State ordered to pay €180,000 to owners of Tarxien property over fundamental rights breach

State ordered to pay nearly €180,000 in compensation to the owners of a €1.2 million Tarxien property that had been leased for a pittance since 1954

File photo
File photo

The State has been ordered to pay nearly €180,000 in compensation to the owners of a €1.2 million Tarxien property that had been leased for a pittance since 1954.

The First Hall of the Civil Court, in its Constitutional jurisdiction, presided by Mr. Justice Spiteri Bailey, handed down judgement in a case that had been filed in 2020 by Emanuel Ciantar and Consolata Brincat, as owners of a Tarxien property leased to third parties. The plaintiffs claimed to have suffered a breach of their fundamental rights as a result of their tenant’s right to renew the lease indefinitely.

According to the evidence presented in court, the property in question originally belonged to Carlo Ciantar, Emanuel’s grandfather. When Carlo Ciantar died, his wife Bennarda Ciantar had inherited the property, which was subsequently bequeathed to Gaetano Ciantar, Emanuel Ciantar’s father, after Bennarda’s death. Upon Gaetano Ciantar's demise, Emanuel Ciantar and his siblings were nominated as his universal heirs in equal shares and were part owners of the house.

The property had been rented to the Richard family since 1954. The rent, which had been initially set at Lm18 per year, had gradually increased to €225.51 per year in 2009. The claimants did not have rent books to confirm the payments they had received over the years, but had estimated that they had received a total of €3,199.56 in rent between 1987 to 2018. They had stopped accepting rent after that, and had subsequently filed the court case in 2020.

A report prepared by an architect engaged by the Ciantar family had valued the property at €1,200,000. The court was informed that there were no pending planning applications on the property, and that the claimants did not intend to sell the property before it was vacant.

In his testimony, the current occupant Anthony Richard, said that the property had originally been leased to his wife’s parents for an annual rent of Lm20. She had lived there since 1954 and he had moved in with her in 1971.

The defendants had argued that Richard was in a legally ambiguous situation because he was also the owner of another property that was the subject of similar proceedings, and that if the court ordered his eviction from the Tarxien property, he would have nowhere to live.

In his decision, Mr.
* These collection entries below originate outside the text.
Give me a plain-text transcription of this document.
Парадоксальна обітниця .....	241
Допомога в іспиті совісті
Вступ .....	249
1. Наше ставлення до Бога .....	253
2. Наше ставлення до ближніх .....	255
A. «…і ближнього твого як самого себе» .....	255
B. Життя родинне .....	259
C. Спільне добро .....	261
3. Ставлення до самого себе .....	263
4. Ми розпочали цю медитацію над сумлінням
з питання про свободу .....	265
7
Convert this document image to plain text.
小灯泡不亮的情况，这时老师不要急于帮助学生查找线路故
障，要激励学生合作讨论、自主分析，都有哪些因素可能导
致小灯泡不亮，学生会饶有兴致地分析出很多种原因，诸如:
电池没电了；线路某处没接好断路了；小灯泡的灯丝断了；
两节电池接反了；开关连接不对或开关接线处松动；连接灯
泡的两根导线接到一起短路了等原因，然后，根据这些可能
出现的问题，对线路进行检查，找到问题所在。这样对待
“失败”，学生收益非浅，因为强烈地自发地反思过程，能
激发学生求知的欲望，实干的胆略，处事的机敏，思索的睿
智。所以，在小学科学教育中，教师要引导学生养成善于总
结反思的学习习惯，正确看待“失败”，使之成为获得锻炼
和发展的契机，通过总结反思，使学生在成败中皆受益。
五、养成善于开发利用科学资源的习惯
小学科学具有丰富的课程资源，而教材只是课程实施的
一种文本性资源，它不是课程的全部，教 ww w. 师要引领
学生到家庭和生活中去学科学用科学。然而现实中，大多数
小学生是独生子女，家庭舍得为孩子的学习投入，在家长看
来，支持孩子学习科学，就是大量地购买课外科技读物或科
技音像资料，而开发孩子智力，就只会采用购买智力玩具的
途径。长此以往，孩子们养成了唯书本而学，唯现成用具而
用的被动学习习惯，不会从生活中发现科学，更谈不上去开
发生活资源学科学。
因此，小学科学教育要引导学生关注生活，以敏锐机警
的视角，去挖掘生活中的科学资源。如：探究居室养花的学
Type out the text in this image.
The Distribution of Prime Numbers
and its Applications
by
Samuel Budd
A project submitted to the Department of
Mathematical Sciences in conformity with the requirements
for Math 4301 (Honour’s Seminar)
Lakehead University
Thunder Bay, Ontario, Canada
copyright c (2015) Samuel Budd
Justice Ian Spiteri Bailey said he agreed with the defendants, in that Article 37 of the Constitution, which enshrines the right to Protection from deprivation of property without compensation, did not apply to the case at hand.

However, the court also declared that the burden that the claimants had to bear as a result of the State’s interference through the introduction of protected leases, was “clearly disproportionate and excessive” and had led to an extensive breach of their right to the enjoyment of their property, for which they had not been given appropriate compensation.

The court declared that the Richard family could no longer claim to have a right of indefinite renewal of the lease to justify their continued occupation of the premises, but ruled that courts of constitutional jurisdiction were not the correct forum to decide on whether to terminate the lease or evict the tenants from the property.

The court determined the amount payable in pecuniary compensation to be €169,290 to which a further €10,000 representing non-pecuniary compensation was to be added. The court ordered the State Advocate to pay the claimant a total of €179,290 in pecuniary and non-pecuniary damages, in addition to bearing the costs of the case.

Lawyers Jason Azzopardi, Kris Busietta and Julian Farrugia assisted the Ciantar family.